In three stages, on 7 December, 17 December and 27 January, the prisoners at Fossoli di Carpi and Drancy were deported to Auschwitz concentration camp. It is estimated that no more than twelve of the people formerly kept at the camp survived to see liberation at the end of the war. Following the deportations of 21 November, the camp was shut down for a short period.

===Italian period===
The former German camp was taken over by the Cuneo Police Department a few days after its closure. Under German orders, the local authorities continued to arrest Jewish refugees in the area. A total of 26 people were arrested and held at the camp, mostly women. On 13 January 1944, these prisoners were sent to Fossoli di Carpi and were deported from there on 22 February 1944, mostly to Auschwitz. Following this final deportation, the Borgo San Dalmazzo concentration camp was permanently closed, although Jews continued to be arrested and executed in the area up to the end of the war. Jews captured after the closure were usually held in prison in Turin until deported via Fossoli di Carpi. Six Jewish refugees were found and captured in March and April 1945 were executed near Cuneo by soldiers of the Fascist Italian Black Brigades on 25 April 1945, shortly before the town was liberated by partisans.

==Victims==
Of the approximately 375 inmates at Borgo, only a small number survived the Holocaust. Most were deported to Auschwitz where they were exterminated. A few were also sent to Buchenwald where they were also killed. The victims were refugees from Poland (119 persons), France, the Soviet Union, Germany, Austria, Romania, Hungary, Croatia and Greece. The Italian nationals held at Borgo were mostly released, although 23 Italians were also deported.

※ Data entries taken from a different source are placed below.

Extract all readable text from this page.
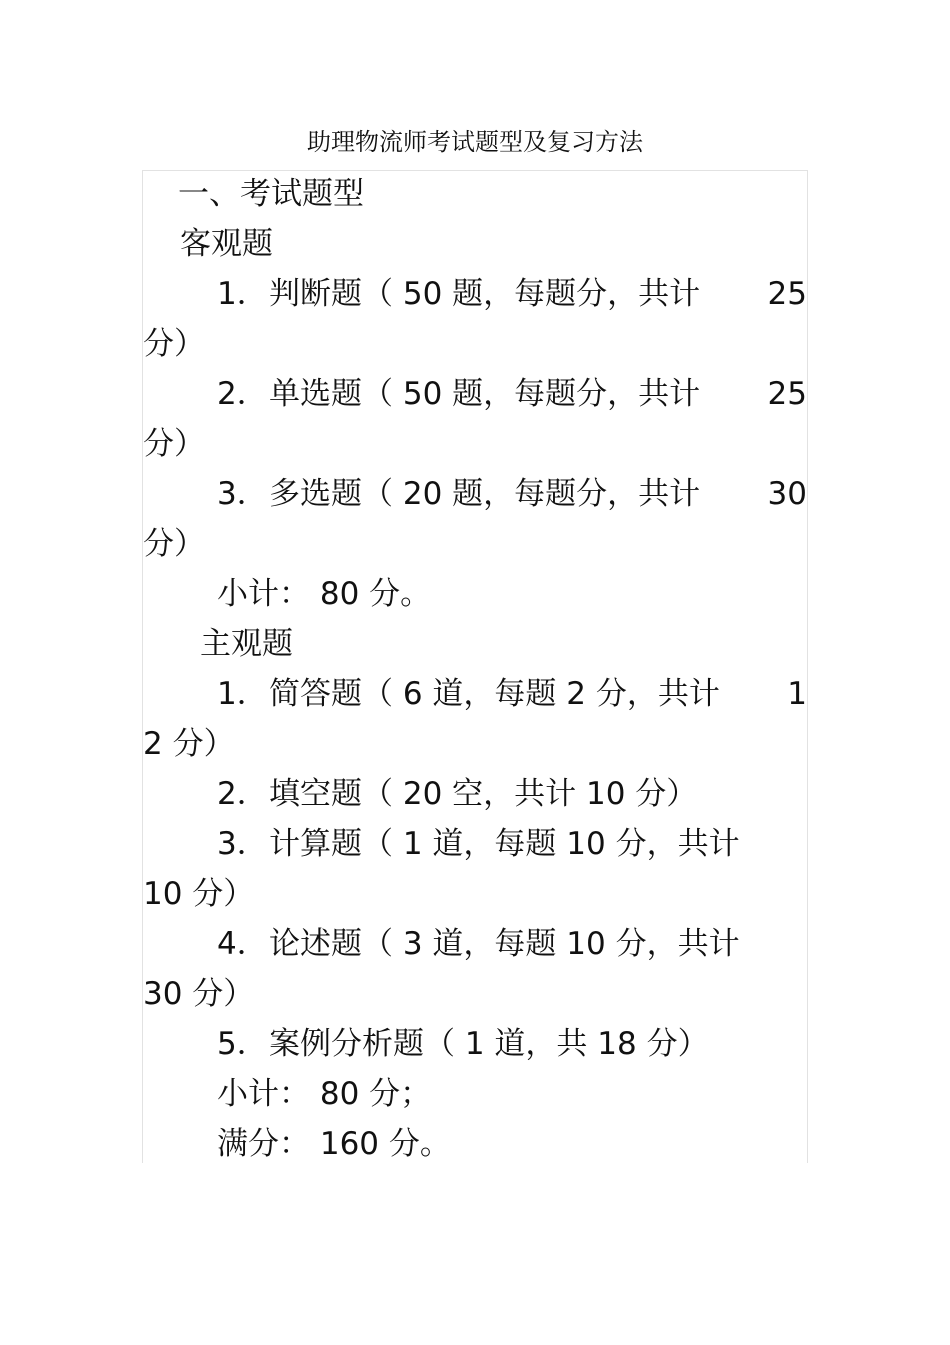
助理物流师考试题型及复习方法
一、考试题型
客观题
1． 判断题（ 50 题，每题分，共计	25
分）
2． 单选题（ 50 题，每题分，共计	25
分）
3． 多选题（ 20 题，每题分，共计	30
分）
小计： 80 分。
主观题
1． 简答题（ 6 道，每题 2 分，共计	1
2 分）
2． 填空题（ 20 空，共计 10 分）
3． 计算题（ 1 道，每题 10 分，共计
10 分）
4． 论述题（ 3 道，每题 10 分，共计
30 分）
5． 案例分析题（ 1 道，共 18 分）
小计： 80 分；
满分： 160 分。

The names, ages and nationalities of the victims are well documented. There were slightly more male (209) than female (166) inmates. The victims included both the very young and the very old. There were 78 inmates under the age of 21 (with the youngest being less than a year old). There were 76 inmates over the age of 70.

It is estimated that only between 12 and 18 of the inmates survived the Holocaust, less than five per cent.

==Aftermath==
No trace now remains of the former Borgo San Dalmazzo concentration camp, but two epitaphs were erected to mark the events that took place in Borgo San Dalmazzo. In 2006 a memorial was erected at the Borgo San Dalmazzo railway station to honor the victims of the deportations. The memorial contains the name, age and country of origin of each of the victims as well as those of the few survivors. Freight cars similar to those used in the deportation are preserved nearby.